Dismissal Distractions: Packing up or otherwise making noise prior to my dismissal of the class is an unnecessary distraction both to me and your fellow students. Accordingly, each time you do so may result in as much as one point off your final grade--also at my discretion. Please notify me in advance if you need to leave early for any reason.
Absence Policy/Missed Quizzes/Missed Exams:
Attendance will be taken. According to CUNY policy, students who miss four such quizzes will automatically fail the course. However, students will automatically be excused from three readings quizzes OR one map quiz, whichever is most beneficial to the student's final grade. Students who do not miss a map quiz or three quizzes will have their three lowest quiz grades automatically excused.
No students will be retroactively excused from the midterm examination for any reason other than an emergency, which must be documented. Students who know in advance that they will need to miss the midterm may inform the profesor and have the documentation requirement waived. All makeup midterms, whether arranged in advance or due to a documented emergency, will carry a penalty.
Students who otherwise succesfully complete the course but fail to attend the final examination will receive a grade of ABS (absent from final) and will be required to attend a makeup examination during the following semester.
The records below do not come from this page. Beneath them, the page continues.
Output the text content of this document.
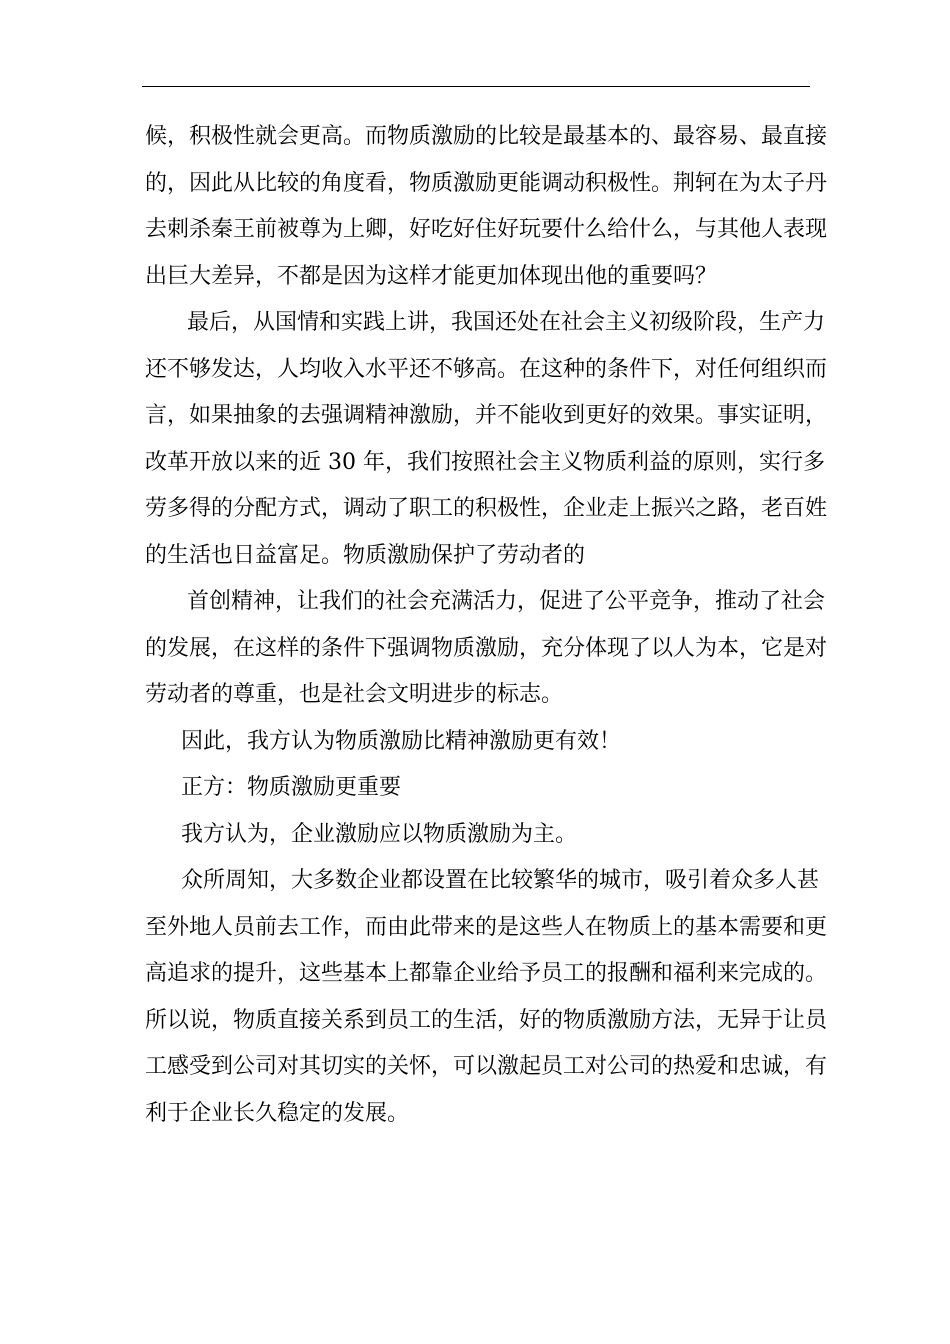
候，积极性就会更高。而物质激励的比较是最基本的、最容易、最直接
的，因此从比较的角度看，物质激励更能调动积极性。荆轲在为太子丹
去刺杀秦王前被尊为上卿，好吃好住好玩要什么给什么，与其他人表现
出巨大差异，不都是因为这样才能更加体现出他的重要吗？
最后，从国情和实践上讲，我国还处在社会主义初级阶段，生产力
还不够发达，人均收入水平还不够高。在这种的条件下，对任何组织而
言，如果抽象的去强调精神激励，并不能收到更好的效果。事实证明，
改革开放以来的近 30 年，我们按照社会主义物质利益的原则，实行多
劳多得的分配方式，调动了职工的积极性，企业走上振兴之路，老百姓
的生活也日益富足。物质激励保护了劳动者的
首创精神，让我们的社会充满活力，促进了公平竞争，推动了社会
的发展，在这样的条件下强调物质激励，充分体现了以人为本，它是对
劳动者的尊重，也是社会文明进步的标志。
因此，我方认为物质激励比精神激励更有效！
正方：物质激励更重要
我方认为，企业激励应以物质激励为主。
众所周知，大多数企业都设置在比较繁华的城市，吸引着众多人甚
至外地人员前去工作，而由此带来的是这些人在物质上的基本需要和更
高追求的提升，这些基本上都靠企业给予员工的报酬和福利来完成的。
所以说，物质直接关系到员工的生活，好的物质激励方法，无异于让员
工感受到公司对其切实的关怀，可以激起员工对公司的热爱和忠诚，有
利于企业长久稳定的发展。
Failure to attend the makeup final exam will result in immediate failure of the course.
Students who are absent from the final examination but would have failed the course based on pre-final exam performance will not receive a grade of ABS but will automatically fail the course. Such students who also were absent for quizzes 12-18 (10-14 in the summer) will receive a grade of WU, or "Withdrawn Unofficially," which is the equivalent of a grade of F.
All students will be expected to complete a 5-7 page essay as part of the course. The topic can be of your own choosing, but the essay must integrate portions of the Hapke text, at least two of the films viewed in class, at least two of the required fiction books, and at least one recommended book and one recommended film. Essay topics are due October 6, and a rough draft is due the day of the midterm, October 27. The final essay is due Wednesday, November 26.
Disclaimer: None of the above shall be construed to supercede City College/CUNY policy or local, state, or federal laws. Any instructions or information on this website found to be in violation of said policies or laws can and should be ignored.